Q. Dear Josh, why is a huge budget deficit a problem for the equity markets?

A. Spiralling deficits from several countries within the Eurozone and the UK have been one of the main drivers of equity weakness over the past few weeks. Stock traders tend to think about what is coming next rather than what is happening at the moment, so they are weighing up the consequences of fiscal tightening.

We have already seen governments across Europe, including those of Greece, Spain and Portugal, announce steep fiscal cuts to rein in their spiralling deficits. And there is speculation in the UK that the new coalition government could announce hikes in Vat as well as capital gains tax.

In this scenario, we are likely to see higher prices for goods and services thanks to a higher rate of Vat and our discretionary income will also be cut back.

And if we are spending less, then companies that depend on consumers such as retailers simply don’t make as much money and this could ultimately derail the economic recovery. You can see why the deficit problems have been – and are likely to remain – such a sensitive issue.

Q. Dear Josh, with the recent return of volatility, can stop losses be problematic in these conditions?

A. This is such an interesting question because the very purpose of a guaranteed stop loss is to manage your risk and ensure that you don’t lose more funds than you are willing to risk.
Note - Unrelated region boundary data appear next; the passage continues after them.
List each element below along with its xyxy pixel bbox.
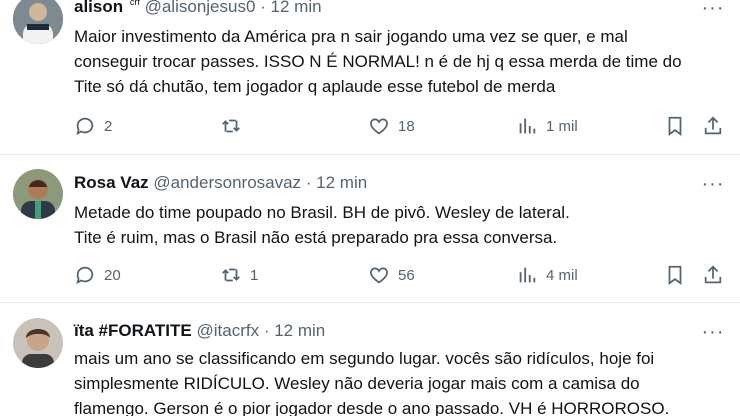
- tweet-line: flamengo. Gerson é o pior jogador desde …: [74, 399, 670, 416]
- reply-count: 20: [104, 266, 121, 284]
- reply-icon: [76, 117, 94, 135]
- views-icon: [519, 118, 536, 134]
- tweet-line: conseguir trocar passes. ISSO N É NORMAL…: [74, 52, 682, 71]
- view-count: 4 mil: [546, 266, 578, 284]
- more-options-icon[interactable]: ···: [700, 174, 726, 194]
- like-count: 18: [398, 117, 415, 135]
- timestamp[interactable]: 12 min: [274, 321, 325, 340]
- tweet-line: Tite é ruim, mas o Brasil não está prepa…: [74, 228, 558, 247]
- heart-icon: [370, 118, 388, 135]
- tweet-line: Tite só dá chutão, tem jogador q aplaude…: [74, 77, 556, 96]
- view-count: 1 mil: [546, 117, 578, 135]
- avatar[interactable]: [13, 0, 63, 44]
- retweet-icon: [222, 119, 240, 133]
- tweet-2[interactable]: Rosa Vaz @andersonrosavaz · 12 min ··· M…: [0, 155, 740, 302]
- retweet-icon: [222, 268, 240, 282]
- separator: ·: [301, 173, 317, 192]
- share-icon[interactable]: [702, 115, 724, 137]
- tweet-line: mais um ano se classificando em segundo …: [74, 349, 655, 368]
- heart-icon: [370, 267, 388, 284]
- more-options-icon[interactable]: ···: [700, 0, 726, 18]
- like-button[interactable]: 56: [368, 264, 415, 286]
- separator: ·: [259, 321, 275, 340]
- avatar[interactable]: [13, 318, 63, 368]
- views-button[interactable]: 1 mil: [516, 115, 578, 137]
- handle[interactable]: @andersonrosavaz: [153, 173, 301, 192]
- separator: ·: [255, 0, 271, 16]
- tweet-text: Maior investimento da América pra n sair…: [74, 24, 734, 99]
- reply-icon: [76, 266, 94, 284]
- retweet-button[interactable]: 1: [220, 264, 258, 286]
- tweet-line: Metade do time poupado no Brasil. BH de …: [74, 203, 570, 222]
- tweet-3[interactable]: ïta #FORATITE @itacrfx · 12 min ··· mais…: [0, 303, 740, 416]
- views-icon: [519, 267, 536, 283]
- tweet-text: mais um ano se classificando em segundo …: [74, 346, 734, 416]
- tweet-line: Maior investimento da América pra n sair…: [74, 27, 628, 46]
- retweet-button[interactable]: [220, 115, 250, 137]
- bookmark-icon[interactable]: [664, 264, 686, 286]
- bookmark-icon[interactable]: [664, 115, 686, 137]
- tweet-1[interactable]: alison crf @alisonjesus0 · 12 min ··· Ma…: [0, 0, 740, 154]
- retweet-count: 1: [250, 266, 259, 284]
- tweet-actions: 2 18 1 mil: [74, 115, 734, 139]
- tweet-feed: alison crf @alisonjesus0 · 12 min ··· Ma…: [0, 0, 740, 416]
- name-badge: crf: [129, 0, 140, 8]
- more-options-icon[interactable]: ···: [700, 322, 726, 342]
- tweet-actions: 20 1 56 4 mil: [74, 264, 734, 288]
- avatar[interactable]: [13, 169, 63, 219]
- share-icon[interactable]: [702, 264, 724, 286]
- timestamp[interactable]: 12 min: [316, 173, 367, 192]
- tweet-header: Rosa Vaz @andersonrosavaz · 12 min: [74, 173, 367, 193]
- views-button[interactable]: 4 mil: [516, 264, 578, 286]
- handle[interactable]: @alisonjesus0: [145, 0, 256, 16]
- display-name[interactable]: ïta #FORATITE: [74, 321, 192, 340]
- tweet-line: simplesmente RIDÍCULO. Wesley não deveri…: [74, 374, 640, 393]
- display-name[interactable]: Rosa Vaz: [74, 173, 149, 192]
- tweet-text: Metade do time poupado no Brasil. BH de …: [74, 200, 734, 250]
- reply-button[interactable]: 20: [74, 264, 121, 286]
- tweet-header: ïta #FORATITE @itacrfx · 12 min: [74, 321, 325, 341]
- timestamp[interactable]: 12 min: [271, 0, 322, 16]
- tweet-header: alison crf @alisonjesus0 · 12 min: [74, 0, 322, 17]
- handle[interactable]: @itacrfx: [196, 321, 259, 340]
- reply-count: 2: [104, 117, 113, 135]
- like-count: 56: [398, 266, 415, 284]
- display-name[interactable]: alison: [74, 0, 123, 16]
- reply-button[interactable]: 2: [74, 115, 112, 137]
- like-button[interactable]: 18: [368, 115, 415, 137]
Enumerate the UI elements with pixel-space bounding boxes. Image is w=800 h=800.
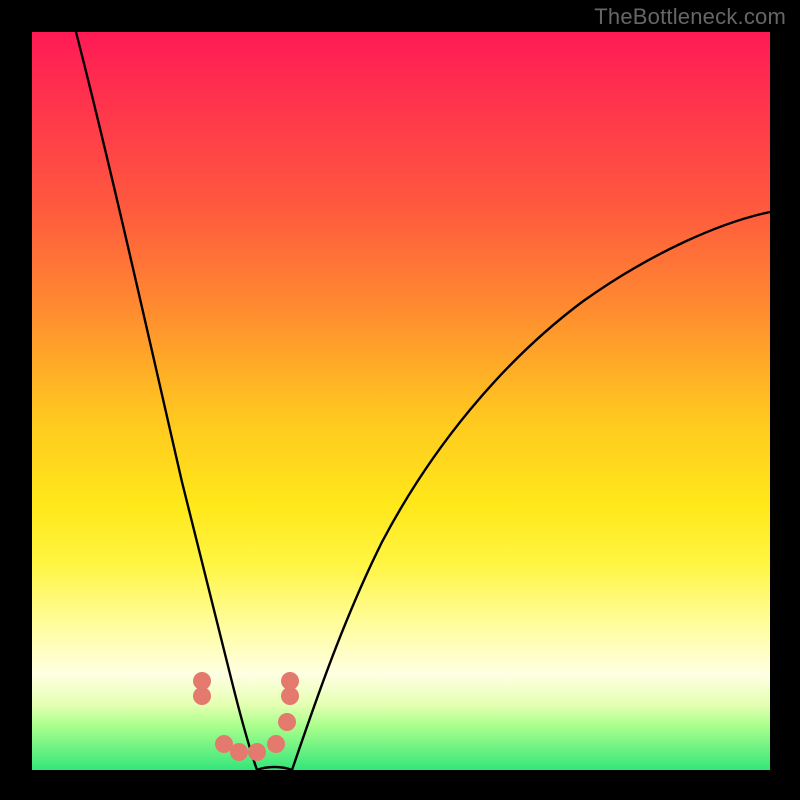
curve-valley bbox=[257, 767, 292, 770]
data-marker bbox=[267, 735, 285, 753]
data-marker bbox=[281, 672, 299, 690]
data-marker bbox=[193, 687, 211, 705]
data-marker bbox=[278, 713, 296, 731]
data-marker bbox=[248, 743, 266, 761]
chart-frame: TheBottleneck.com bbox=[0, 0, 800, 800]
curve-right bbox=[292, 212, 770, 770]
watermark-text: TheBottleneck.com bbox=[594, 4, 786, 30]
curve-layer bbox=[32, 32, 770, 770]
data-marker bbox=[230, 743, 248, 761]
plot-area bbox=[32, 32, 770, 770]
curve-left bbox=[76, 32, 257, 770]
However, during extreme bouts of volatility, there is every chance that a market could slump 1 per cent, stopping your position out on the way, only to rally 2 per cent the next day.
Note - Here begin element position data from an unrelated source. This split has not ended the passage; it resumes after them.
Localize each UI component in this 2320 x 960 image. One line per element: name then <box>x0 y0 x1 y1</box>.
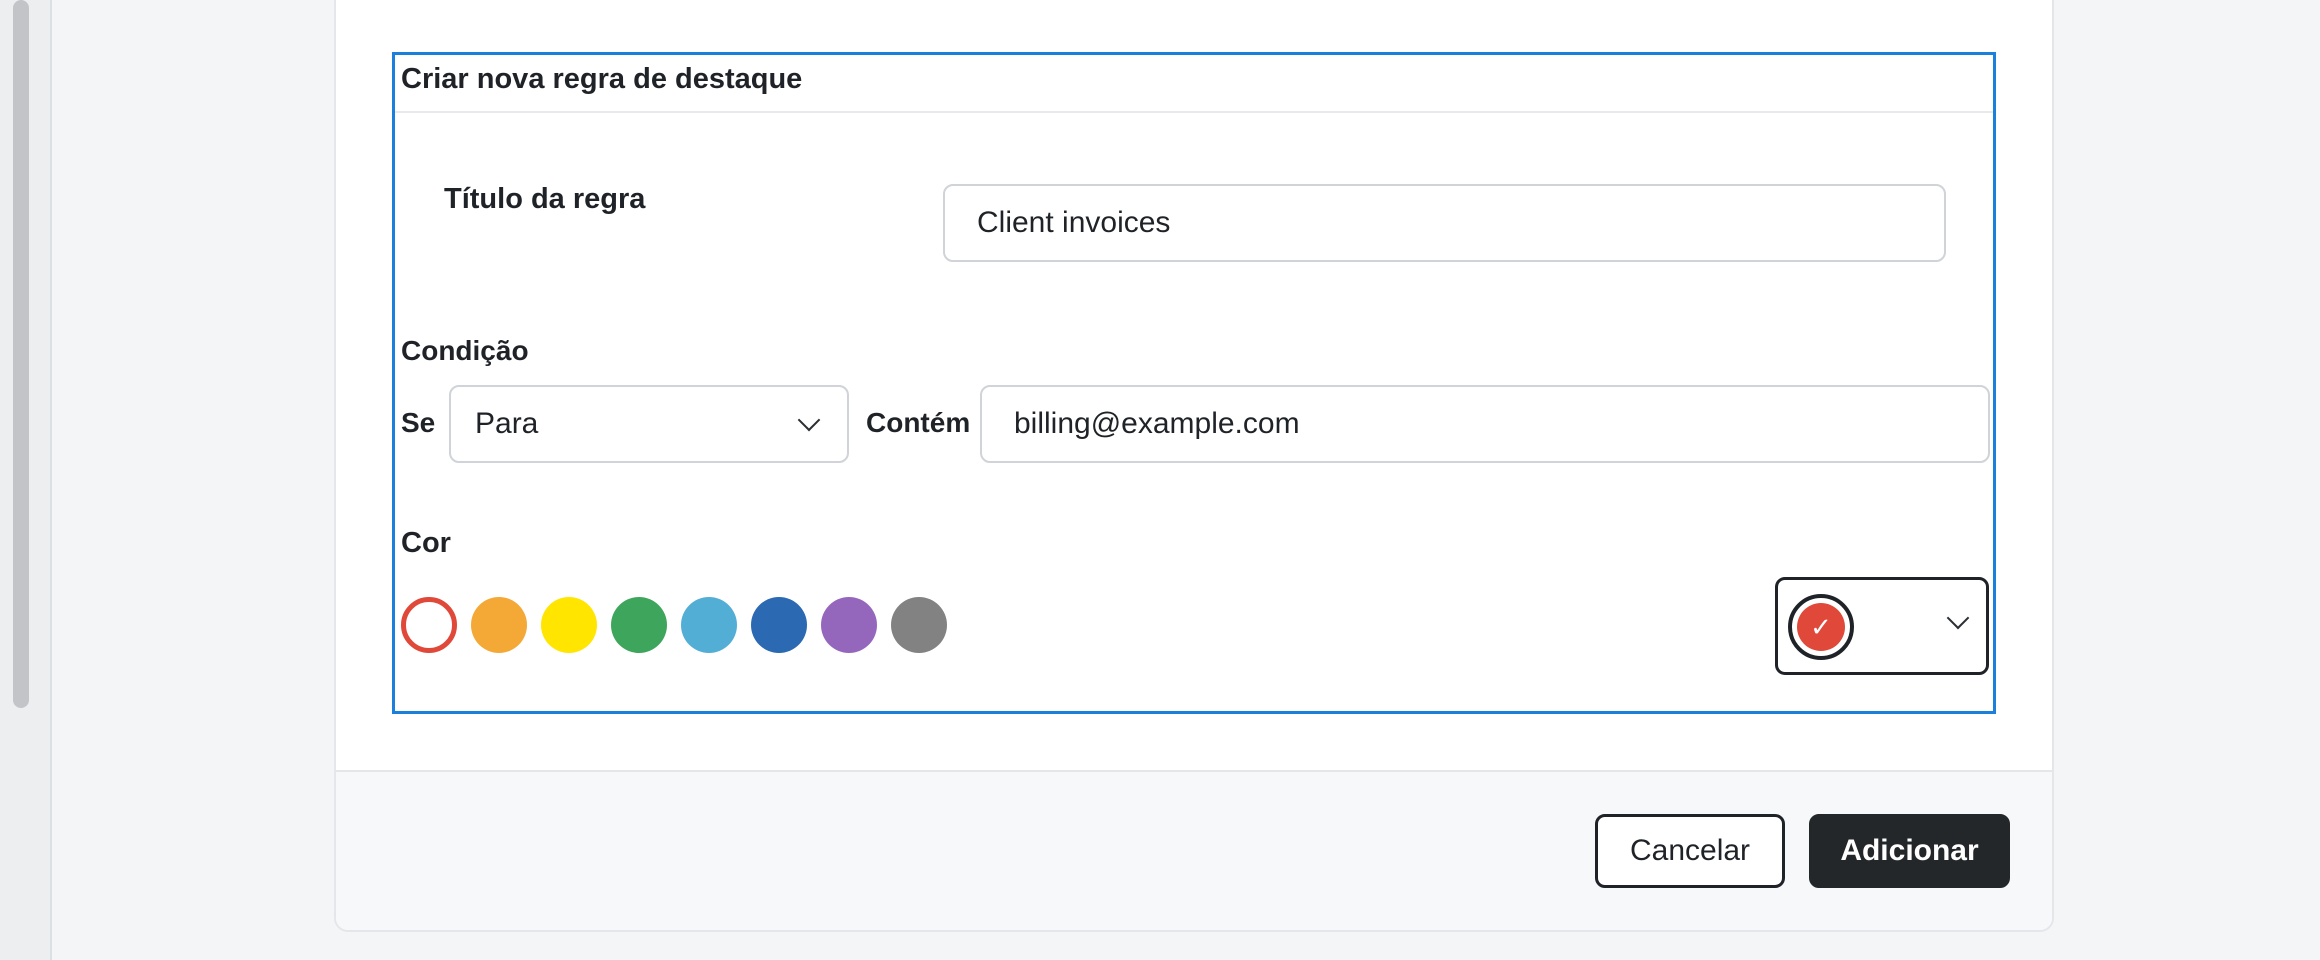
contains-label: Contém <box>866 407 971 438</box>
rule-title-label: Título da regra <box>444 183 646 215</box>
color-swatch-blue[interactable] <box>751 597 807 653</box>
check-icon: ✓ <box>1797 603 1845 651</box>
page-scrollbar-thumb[interactable] <box>13 0 29 708</box>
page-scrollbar-track[interactable] <box>0 0 52 960</box>
chevron-down-icon <box>1946 606 1970 630</box>
color-swatch-gray[interactable] <box>891 597 947 653</box>
cancel-button[interactable]: Cancelar <box>1595 814 1785 888</box>
rule-form-fieldset: Criar nova regra de destaque Título da r… <box>392 52 1996 714</box>
color-swatch-green[interactable] <box>611 597 667 653</box>
color-picker-dropdown[interactable]: ✓ <box>1775 577 1989 675</box>
color-swatch-purple[interactable] <box>821 597 877 653</box>
field-select-value: Para <box>475 407 539 440</box>
dialog-footer <box>336 770 2052 930</box>
condition-label: Condição <box>401 335 529 366</box>
if-label: Se <box>401 407 436 438</box>
field-select[interactable]: Para <box>449 385 849 463</box>
form-heading: Criar nova regra de destaque <box>401 63 803 95</box>
contains-value-input[interactable] <box>980 385 1990 463</box>
rule-title-input[interactable] <box>943 184 1946 262</box>
color-label: Cor <box>401 527 451 559</box>
color-swatch-yellow[interactable] <box>541 597 597 653</box>
color-swatch-orange[interactable] <box>471 597 527 653</box>
color-swatch-red[interactable] <box>401 597 457 653</box>
color-swatch-light-blue[interactable] <box>681 597 737 653</box>
add-button[interactable]: Adicionar <box>1809 814 2010 888</box>
chevron-down-icon <box>797 408 821 432</box>
heading-divider <box>395 111 1993 113</box>
selected-color-indicator: ✓ <box>1788 594 1854 660</box>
The trading session on the Dow Jones of 6 May is a great example of this – it crashed 700 points in a matter of minutes, only to regain most of this by the end of the session. So you can see why guaranteed stop losses may not be as efficient as you would hope in volatile markets.

That said, the reason why you use a guaranteed stop loss is to remove that doubt. You know that if you place a stop on the FTSE at 5,200 your position will be closed to prevent you from incurring further losses should the FTSE trade below this level.
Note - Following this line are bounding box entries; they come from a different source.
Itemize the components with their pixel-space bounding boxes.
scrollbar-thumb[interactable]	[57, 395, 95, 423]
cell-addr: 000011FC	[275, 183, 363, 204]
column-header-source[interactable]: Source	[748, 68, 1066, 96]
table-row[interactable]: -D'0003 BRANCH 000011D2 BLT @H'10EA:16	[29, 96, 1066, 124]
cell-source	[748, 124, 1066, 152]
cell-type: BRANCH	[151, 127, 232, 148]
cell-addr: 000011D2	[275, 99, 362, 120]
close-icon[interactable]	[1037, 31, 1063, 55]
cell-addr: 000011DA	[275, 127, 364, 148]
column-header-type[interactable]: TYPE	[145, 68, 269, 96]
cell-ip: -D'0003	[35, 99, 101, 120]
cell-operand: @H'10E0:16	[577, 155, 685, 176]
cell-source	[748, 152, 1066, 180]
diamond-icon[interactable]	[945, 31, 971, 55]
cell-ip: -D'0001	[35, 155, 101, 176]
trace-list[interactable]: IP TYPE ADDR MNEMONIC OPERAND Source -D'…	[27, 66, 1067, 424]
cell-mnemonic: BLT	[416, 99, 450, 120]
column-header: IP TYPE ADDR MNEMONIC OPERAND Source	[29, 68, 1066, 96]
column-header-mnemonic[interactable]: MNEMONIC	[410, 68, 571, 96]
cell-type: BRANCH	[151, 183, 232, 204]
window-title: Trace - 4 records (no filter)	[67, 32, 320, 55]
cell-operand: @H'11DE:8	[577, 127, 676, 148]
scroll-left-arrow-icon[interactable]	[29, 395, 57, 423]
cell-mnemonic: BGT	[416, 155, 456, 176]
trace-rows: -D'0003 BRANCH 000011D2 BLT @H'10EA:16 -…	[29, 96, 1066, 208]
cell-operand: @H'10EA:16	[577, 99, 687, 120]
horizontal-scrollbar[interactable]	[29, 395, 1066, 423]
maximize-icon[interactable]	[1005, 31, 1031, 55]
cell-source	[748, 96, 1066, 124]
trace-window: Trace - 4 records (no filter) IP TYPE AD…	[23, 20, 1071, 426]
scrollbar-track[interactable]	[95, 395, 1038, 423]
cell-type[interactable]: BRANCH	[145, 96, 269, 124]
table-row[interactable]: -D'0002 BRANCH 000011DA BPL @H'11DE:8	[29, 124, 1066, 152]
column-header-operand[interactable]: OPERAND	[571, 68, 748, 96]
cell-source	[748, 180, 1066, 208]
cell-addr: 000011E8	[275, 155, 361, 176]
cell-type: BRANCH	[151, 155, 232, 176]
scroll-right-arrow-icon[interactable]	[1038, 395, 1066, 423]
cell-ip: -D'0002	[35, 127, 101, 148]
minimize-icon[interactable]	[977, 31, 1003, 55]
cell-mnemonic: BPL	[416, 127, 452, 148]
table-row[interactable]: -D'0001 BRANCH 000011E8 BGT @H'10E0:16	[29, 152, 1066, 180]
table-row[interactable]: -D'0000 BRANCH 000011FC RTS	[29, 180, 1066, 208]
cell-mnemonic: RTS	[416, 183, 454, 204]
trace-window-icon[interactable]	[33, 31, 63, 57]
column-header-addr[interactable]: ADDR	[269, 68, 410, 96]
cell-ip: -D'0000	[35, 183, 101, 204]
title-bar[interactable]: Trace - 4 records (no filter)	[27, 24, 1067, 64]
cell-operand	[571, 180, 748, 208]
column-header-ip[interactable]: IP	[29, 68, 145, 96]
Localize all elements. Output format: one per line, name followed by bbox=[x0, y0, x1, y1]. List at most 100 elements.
In any market, you must accept that there is always the potential for your trade to be stopped out just before prices reverse. However, there is an important flip side to this scenario. There is every chance that once a market triggers a stop loss, it could keep going against you and without the guaranteed stop loss you would suffer an even greater loss.

Hindsight can be valuable in teaching you where you went wrong and what to change in the future. Assess the positives and negatives of using a guaranteed stop loss before placing your trade.